È chiaro che per salire su un palco e proporre la propria arte in modo efficace si debba passare molto tempo a perfezionarne il linguaggio, così da non inciampare in errori che ne comprometterebbero la riuscita. Ma è anche vero che spesso il bagaglio tecnico del nostro talento può non bastare di fronte al potere catastrofico che può avere l’esplosione emotiva, il cui scoppio si percepisce anche molto tempo prima di trovarsi dietro le quinte.

Nel caso più specifico della musica e della chitarra, l’esercizio sullo strumento che precede un concerto non può non tenere conto dell’influenza che la forte emozione di suonare di fronte a qualcuno avrà sull’esibizione. Bisognerà tenere sempre presente, infatti, che le condizioni emotive con cui si avrà a che fare sul palco ridurranno di una percentuale piuttosto alta la capacità di concentrazione e il controllo sulle mani. Per cui uno dei modi più efficaci di affrontare la preparazione a un concerto — è chiaro che non è il solo — è quello di separare l’aspetto tecnico da quello emotivo e concentrarcisi in tempi diversi.

In primo luogo, forse il passo più scontato, si dovrà lavorare sulla propria capacità tecnica in modo da dare al repertorio una certa sicurezza “fisica”. Lavorare, cioè, perché i brani siano il più possibile “puliti” in ogni passaggio, a tempo e che procedano fluidi e senza sgambetti per tutta la loro durata. In altre parole bisogna tendere alla perfezione. Attenzione: non diventare perfetti (nessuno lo è!), ma raggiungere il picco del nostro potenziale, così da affrontare il fattore emotivo con un certo margine.

Il mio primo insegnante di chitarra classica, infatti, mi diceva sempre che nella solitudine della propria stanza si deve rendere al 130%, perché in una stanza affollata il 30% delle proprie capacità viene risucchiato inesorabilmente dall’emozione.

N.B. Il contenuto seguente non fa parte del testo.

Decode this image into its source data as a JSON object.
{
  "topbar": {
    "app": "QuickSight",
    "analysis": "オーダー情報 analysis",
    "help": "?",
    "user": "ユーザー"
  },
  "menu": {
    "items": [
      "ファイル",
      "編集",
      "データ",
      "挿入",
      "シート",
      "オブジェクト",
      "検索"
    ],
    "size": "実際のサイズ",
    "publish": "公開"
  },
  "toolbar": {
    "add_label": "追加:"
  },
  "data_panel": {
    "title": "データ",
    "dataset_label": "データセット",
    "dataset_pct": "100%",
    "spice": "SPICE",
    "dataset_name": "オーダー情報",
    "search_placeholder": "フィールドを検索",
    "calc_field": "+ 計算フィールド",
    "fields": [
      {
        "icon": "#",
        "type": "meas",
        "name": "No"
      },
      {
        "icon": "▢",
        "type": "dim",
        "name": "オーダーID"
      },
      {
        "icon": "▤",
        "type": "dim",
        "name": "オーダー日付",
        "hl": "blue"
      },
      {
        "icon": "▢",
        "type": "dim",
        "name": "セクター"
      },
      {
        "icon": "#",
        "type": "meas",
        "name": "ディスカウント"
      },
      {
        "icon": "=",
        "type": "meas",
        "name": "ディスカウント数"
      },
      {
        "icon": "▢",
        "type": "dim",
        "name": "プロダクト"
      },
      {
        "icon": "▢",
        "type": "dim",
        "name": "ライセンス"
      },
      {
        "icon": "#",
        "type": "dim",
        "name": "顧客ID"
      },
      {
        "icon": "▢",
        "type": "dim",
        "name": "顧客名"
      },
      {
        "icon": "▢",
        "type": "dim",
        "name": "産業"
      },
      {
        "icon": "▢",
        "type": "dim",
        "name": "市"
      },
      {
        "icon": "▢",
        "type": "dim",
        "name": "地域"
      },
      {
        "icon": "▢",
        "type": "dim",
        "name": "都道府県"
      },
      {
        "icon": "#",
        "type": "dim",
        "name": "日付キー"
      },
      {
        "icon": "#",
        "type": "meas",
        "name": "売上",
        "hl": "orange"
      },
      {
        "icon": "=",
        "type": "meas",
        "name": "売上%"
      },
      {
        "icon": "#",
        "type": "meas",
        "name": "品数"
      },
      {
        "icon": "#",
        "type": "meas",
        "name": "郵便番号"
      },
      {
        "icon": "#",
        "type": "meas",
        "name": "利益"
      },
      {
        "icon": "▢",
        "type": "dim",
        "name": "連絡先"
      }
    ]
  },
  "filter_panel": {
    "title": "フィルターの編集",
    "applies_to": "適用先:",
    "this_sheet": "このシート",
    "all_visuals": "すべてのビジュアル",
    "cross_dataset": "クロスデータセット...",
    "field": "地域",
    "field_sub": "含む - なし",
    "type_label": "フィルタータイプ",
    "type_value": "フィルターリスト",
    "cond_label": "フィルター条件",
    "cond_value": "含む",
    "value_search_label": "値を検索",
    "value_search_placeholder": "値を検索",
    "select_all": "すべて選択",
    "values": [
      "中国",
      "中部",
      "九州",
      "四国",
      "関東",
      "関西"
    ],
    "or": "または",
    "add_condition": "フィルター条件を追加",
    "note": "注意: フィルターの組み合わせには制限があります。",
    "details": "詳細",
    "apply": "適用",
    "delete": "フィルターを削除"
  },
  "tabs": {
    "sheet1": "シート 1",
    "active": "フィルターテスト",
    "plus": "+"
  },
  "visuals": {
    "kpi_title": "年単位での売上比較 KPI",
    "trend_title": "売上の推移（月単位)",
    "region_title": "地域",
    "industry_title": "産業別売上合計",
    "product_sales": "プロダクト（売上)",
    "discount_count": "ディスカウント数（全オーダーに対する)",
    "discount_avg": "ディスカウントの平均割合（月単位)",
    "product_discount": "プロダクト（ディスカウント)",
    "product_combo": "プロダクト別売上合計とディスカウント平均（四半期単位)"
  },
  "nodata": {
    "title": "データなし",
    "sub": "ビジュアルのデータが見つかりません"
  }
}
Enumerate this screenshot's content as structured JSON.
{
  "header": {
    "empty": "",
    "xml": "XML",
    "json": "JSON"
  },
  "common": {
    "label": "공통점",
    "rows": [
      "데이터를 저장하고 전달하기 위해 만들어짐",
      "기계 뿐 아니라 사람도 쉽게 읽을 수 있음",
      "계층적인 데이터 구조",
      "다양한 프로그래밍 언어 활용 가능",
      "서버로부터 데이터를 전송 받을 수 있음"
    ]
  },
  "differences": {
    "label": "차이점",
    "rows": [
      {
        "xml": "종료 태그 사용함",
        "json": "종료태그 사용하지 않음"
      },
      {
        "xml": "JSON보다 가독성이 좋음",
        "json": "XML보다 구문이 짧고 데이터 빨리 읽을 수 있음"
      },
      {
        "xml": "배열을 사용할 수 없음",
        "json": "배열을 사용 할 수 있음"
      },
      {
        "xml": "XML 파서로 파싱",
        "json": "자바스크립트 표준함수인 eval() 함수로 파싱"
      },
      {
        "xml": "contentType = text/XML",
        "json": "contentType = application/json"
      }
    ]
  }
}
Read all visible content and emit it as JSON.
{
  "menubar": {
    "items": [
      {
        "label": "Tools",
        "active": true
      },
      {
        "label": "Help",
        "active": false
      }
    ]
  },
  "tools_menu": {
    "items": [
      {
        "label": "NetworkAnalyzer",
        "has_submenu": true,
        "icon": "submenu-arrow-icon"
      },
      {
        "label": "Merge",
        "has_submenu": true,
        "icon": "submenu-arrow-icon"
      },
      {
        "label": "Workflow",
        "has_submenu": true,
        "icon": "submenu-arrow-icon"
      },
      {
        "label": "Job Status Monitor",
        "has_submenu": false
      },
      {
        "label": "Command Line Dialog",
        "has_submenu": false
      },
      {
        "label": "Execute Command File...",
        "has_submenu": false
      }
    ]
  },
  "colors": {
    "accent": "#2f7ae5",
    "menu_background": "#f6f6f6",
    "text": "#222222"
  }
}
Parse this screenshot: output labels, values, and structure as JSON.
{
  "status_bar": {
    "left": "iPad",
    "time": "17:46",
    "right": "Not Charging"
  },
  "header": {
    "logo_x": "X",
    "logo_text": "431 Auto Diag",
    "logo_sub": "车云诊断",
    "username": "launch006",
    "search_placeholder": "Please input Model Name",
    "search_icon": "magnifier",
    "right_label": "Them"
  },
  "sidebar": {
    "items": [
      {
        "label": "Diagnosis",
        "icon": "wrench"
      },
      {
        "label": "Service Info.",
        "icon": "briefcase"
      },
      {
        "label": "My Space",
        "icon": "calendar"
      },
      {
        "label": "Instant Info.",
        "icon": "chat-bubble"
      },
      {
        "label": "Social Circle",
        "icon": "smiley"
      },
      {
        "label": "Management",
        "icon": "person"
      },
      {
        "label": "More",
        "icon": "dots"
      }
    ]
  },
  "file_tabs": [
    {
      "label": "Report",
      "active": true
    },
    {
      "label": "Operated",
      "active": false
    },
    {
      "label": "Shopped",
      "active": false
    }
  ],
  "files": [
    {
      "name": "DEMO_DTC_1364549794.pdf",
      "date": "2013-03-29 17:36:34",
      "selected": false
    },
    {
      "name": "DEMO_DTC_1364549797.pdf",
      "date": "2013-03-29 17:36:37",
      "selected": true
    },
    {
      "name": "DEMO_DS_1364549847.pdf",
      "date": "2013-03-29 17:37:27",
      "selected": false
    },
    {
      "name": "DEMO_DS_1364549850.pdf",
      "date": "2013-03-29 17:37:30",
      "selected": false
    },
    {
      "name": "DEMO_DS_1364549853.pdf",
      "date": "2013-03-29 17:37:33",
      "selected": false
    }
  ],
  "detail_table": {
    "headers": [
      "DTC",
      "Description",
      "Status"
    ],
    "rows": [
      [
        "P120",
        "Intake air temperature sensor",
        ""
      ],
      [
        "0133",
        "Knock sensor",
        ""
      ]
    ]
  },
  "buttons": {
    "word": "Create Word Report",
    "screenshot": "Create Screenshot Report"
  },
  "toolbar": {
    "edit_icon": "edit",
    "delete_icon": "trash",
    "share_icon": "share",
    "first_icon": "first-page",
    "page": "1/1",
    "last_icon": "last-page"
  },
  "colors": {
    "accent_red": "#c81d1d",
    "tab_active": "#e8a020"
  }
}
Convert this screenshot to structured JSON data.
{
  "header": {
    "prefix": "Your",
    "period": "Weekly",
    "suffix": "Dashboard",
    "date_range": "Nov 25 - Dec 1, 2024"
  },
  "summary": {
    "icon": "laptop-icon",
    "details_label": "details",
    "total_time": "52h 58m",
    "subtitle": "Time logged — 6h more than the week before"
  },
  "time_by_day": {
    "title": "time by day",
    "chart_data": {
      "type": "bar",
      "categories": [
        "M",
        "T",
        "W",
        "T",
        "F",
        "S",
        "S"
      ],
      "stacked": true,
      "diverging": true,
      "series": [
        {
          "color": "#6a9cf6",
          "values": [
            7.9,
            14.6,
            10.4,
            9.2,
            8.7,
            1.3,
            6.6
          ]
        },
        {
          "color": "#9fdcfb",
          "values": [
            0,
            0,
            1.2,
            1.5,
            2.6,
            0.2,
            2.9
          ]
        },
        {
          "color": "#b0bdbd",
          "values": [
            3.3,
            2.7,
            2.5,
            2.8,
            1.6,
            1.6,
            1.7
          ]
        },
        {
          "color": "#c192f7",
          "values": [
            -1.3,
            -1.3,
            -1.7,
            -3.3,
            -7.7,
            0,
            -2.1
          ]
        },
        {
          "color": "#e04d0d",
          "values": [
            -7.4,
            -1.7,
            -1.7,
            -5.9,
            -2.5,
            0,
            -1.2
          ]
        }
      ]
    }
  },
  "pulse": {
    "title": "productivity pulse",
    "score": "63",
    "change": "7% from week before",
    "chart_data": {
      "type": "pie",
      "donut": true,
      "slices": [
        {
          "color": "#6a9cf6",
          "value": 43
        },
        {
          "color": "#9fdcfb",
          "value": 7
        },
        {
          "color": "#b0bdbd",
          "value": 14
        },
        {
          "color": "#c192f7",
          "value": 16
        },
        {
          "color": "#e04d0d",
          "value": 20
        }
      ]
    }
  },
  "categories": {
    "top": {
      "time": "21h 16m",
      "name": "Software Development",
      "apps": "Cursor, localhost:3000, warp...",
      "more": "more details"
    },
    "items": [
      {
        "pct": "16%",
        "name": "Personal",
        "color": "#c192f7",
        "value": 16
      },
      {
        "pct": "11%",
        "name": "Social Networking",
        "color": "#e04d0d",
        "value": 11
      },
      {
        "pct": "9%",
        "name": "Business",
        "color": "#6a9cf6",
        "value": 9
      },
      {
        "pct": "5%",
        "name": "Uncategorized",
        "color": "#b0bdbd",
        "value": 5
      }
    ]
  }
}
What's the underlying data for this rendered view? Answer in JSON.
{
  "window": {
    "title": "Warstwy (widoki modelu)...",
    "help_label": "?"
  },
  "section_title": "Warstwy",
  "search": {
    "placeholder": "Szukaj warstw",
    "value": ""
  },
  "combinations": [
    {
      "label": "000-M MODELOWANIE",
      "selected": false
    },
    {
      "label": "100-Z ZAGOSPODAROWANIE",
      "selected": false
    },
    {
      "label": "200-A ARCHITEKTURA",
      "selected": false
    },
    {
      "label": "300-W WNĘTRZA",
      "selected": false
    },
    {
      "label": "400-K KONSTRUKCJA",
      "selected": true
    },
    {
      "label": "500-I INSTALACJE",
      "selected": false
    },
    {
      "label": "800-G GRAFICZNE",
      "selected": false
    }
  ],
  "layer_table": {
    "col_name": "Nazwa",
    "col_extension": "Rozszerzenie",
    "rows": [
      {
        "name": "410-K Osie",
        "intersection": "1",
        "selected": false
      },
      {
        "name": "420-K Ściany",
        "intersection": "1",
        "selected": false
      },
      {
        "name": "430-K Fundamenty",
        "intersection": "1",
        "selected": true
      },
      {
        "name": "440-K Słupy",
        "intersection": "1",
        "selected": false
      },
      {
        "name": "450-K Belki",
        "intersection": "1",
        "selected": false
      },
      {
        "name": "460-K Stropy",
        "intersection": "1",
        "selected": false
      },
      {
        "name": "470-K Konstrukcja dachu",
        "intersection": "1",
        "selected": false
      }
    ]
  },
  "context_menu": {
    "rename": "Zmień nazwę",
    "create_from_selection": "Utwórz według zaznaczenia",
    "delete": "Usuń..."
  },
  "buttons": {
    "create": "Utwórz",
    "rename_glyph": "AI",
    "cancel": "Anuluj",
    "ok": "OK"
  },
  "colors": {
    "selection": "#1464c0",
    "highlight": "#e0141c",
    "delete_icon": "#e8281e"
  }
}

Ecco che diventa importantissimo avere nelle dita la mappatura completa e assimilata di tutti i passaggi dei brani da eseguire, al meglio delle nostre capacità, così da non trovarsi scoperti in caso di perdita di concentrazione.

Ora, una volta ottimizzato l’aspetto tecnico e la fisicità del proprio potenziale, è necessario affrontare l’aspetto emotivo, forse quello più difficile e delicato da trattare. L’abitudine infatti di intervenire direttamente sulle emozioni, con l’improbabile tentativo di controllarle, non aiuta lo scopo, anzi genera ulteriore disagio quando ci si accorge che in effetti cambia poco o niente.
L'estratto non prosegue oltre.